L’ho fatta anch’io una notte ricoverata con mia figlia… solo per accertamenti però, e meno male, anche perché aveva solo 10 mesi. E anche a me ha fatto strano la promiscuità, anche perché dividevamo la stanza con una ragazzina preadolescente di origini straniere che era lì, per quel che ho capito in un momento furtivo di complicità materna mentre la ragazzina era via (in un italiano stentato, tra l’altro) per un tentativo di suicidio (o forse “solo” depressione? Non abbiamo avuto tempo di approfondire) causato da bullismo a scuola. In quel momento i problemi di mia figlia sono spariti e ho sentito un’immensa pena e un gran rispetto per quella povera donna, che con quel che aveva passato ancora riusciva a sorridere.
E ricordo anche una gran fatica, come se tutto il peso del mondo fosse sulle mie spalle. La fatica per far dormire la bambina in un posto nuovo e la fatica per addormentare ME, la fatica di aspettare il dottore e poi le visite e tutto…
Leggendo di notti in ospedale e di bambini lasciati o meno soli, mi è venuto in mente quel passo del romanzo “Io e la mamma” in cui la piccolina di casa, Dagmar mi pare si chiamasse, viene ricoverata e la madre, pur di non lasciarla sola, finge di essere un’addetta alle pulizie dei pavimenti. Lessi quel romanzo quando avevo più o meno l’età dello Hobbit di mezzo e pensai, allora come ora, che mai e poi mai un bambino dovrebbe essere allontanato da sua madre in ospedale, se non ci sono ragioni specifiche. Un abbraccio a tutti i piccoli malati, un abbraccione al “nostro” Hobbit.
Noi ricoverati a 6 anni per una piccola operazione, io ricorderò per sempre quando gli diedero le gocce pre-anestesia e lui iniziò a straparlare e a vedere Bambi volare sulla mia testa.. e poi l’accompagnai fino alla sala pre-operatoria con camice, cuffia e gambali, lui mi teneva la mano e poi me la lasciò dopo la prima puntura e mi viene ancora adesso il magone. L’infermiera mi disse “ok, mamma ora puoi aspettare fuori” e io risposi “bene, dov’è che posso andare a piangere?” e mi misi lì in un corridoio a leggere le lettere di ringraziamento di famiglie con bimbi ben più malati del mio e ridimensionai il tutto, e iniziai a pensare a come raccontargli di quel Bambi per farlo ridere quando si fosse svegliato, perchè non potevo certo continuare a piangere per un’operazione da niente mentre c’erano bimbi che se l’erano vista molto più brutta di noi… Piansi ancora un po’ e passai la notte accanto al suo lettino in una camerata da 4.

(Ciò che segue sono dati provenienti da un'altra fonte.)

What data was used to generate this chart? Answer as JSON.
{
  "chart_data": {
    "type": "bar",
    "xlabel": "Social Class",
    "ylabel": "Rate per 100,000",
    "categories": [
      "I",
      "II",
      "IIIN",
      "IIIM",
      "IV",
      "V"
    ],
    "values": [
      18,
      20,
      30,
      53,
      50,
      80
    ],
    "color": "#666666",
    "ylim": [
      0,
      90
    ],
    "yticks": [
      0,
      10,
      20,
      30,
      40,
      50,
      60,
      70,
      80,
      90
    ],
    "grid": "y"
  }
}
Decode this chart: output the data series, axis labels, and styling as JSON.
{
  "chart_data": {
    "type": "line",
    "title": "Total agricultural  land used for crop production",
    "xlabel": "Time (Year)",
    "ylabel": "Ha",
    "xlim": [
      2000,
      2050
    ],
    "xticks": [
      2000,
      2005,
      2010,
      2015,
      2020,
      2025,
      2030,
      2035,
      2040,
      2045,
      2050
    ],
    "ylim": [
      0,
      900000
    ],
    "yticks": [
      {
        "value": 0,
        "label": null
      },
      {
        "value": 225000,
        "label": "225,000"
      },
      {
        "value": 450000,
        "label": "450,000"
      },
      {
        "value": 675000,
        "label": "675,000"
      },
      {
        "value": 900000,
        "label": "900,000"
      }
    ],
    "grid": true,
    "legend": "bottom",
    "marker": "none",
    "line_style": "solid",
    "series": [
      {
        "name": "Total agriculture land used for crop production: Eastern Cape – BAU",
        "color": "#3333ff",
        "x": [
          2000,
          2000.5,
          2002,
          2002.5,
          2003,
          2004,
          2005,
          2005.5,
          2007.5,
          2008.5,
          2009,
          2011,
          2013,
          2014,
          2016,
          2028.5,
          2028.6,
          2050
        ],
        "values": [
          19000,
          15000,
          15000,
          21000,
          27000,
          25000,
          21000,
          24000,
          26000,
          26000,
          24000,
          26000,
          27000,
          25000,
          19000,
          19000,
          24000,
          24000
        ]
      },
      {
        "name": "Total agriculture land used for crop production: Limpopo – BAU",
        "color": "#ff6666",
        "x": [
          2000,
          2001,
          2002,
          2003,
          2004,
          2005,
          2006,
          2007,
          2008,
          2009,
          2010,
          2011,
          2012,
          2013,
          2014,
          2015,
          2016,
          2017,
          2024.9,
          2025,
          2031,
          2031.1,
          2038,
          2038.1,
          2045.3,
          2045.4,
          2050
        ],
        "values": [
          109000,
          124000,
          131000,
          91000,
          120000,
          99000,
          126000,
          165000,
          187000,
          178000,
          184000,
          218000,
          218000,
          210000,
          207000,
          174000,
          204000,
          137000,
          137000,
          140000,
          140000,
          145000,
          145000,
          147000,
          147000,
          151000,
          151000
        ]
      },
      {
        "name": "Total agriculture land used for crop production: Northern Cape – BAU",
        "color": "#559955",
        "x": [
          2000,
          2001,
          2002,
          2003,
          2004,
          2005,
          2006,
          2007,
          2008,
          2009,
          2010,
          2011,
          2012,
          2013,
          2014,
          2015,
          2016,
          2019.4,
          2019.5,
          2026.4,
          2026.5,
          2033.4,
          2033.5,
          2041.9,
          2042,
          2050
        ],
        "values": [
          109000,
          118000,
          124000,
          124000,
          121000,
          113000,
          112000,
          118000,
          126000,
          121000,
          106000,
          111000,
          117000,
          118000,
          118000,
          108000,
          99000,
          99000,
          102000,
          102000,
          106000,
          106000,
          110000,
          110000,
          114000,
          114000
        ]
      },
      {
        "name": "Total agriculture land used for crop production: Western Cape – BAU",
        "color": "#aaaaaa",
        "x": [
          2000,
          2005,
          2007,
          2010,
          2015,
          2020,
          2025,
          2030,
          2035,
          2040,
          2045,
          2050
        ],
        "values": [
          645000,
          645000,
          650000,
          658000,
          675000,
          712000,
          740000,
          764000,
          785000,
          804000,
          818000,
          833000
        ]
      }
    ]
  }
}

Un ricordo che mi è tornato in mente quando la settimana scorsa hanno operato mia mamma all’intestino e anche lei sentiva volare il letto dopo l’anestesia, e al risveglio diceva che le patatine a mio figlio piccolo le avrebbe comprate subito.
Ogni tanto io e il mio Lory ci raccontiamo di quella volta all’ospedale dei bimbi e ridiamo per Bambi che vola…
Le mamme sono forti come le rocce!
Eh sì. Quelli che ci stanno tanti mesi. Che dopo un po’ gli diamo del tu, che sanno chi è bravo e chi meno, chi ride e chi è ansioso, a chi sorridere e a chi no. Ci sono eroi nascosti in ogni ospedale, e non siamo noi medici, ma i genitori dei bambini malati.
all’Ospedale S’Orsola di Bologna i genitori di oncologia pediatrica hanno fondato l’associazione AGEOP, per darsi conforto tra di loro e darne ai loro figli con mille attività e tanti sorrisi. C’è un mondo dentro quegli ospedali di cui spesso ci si dimentica.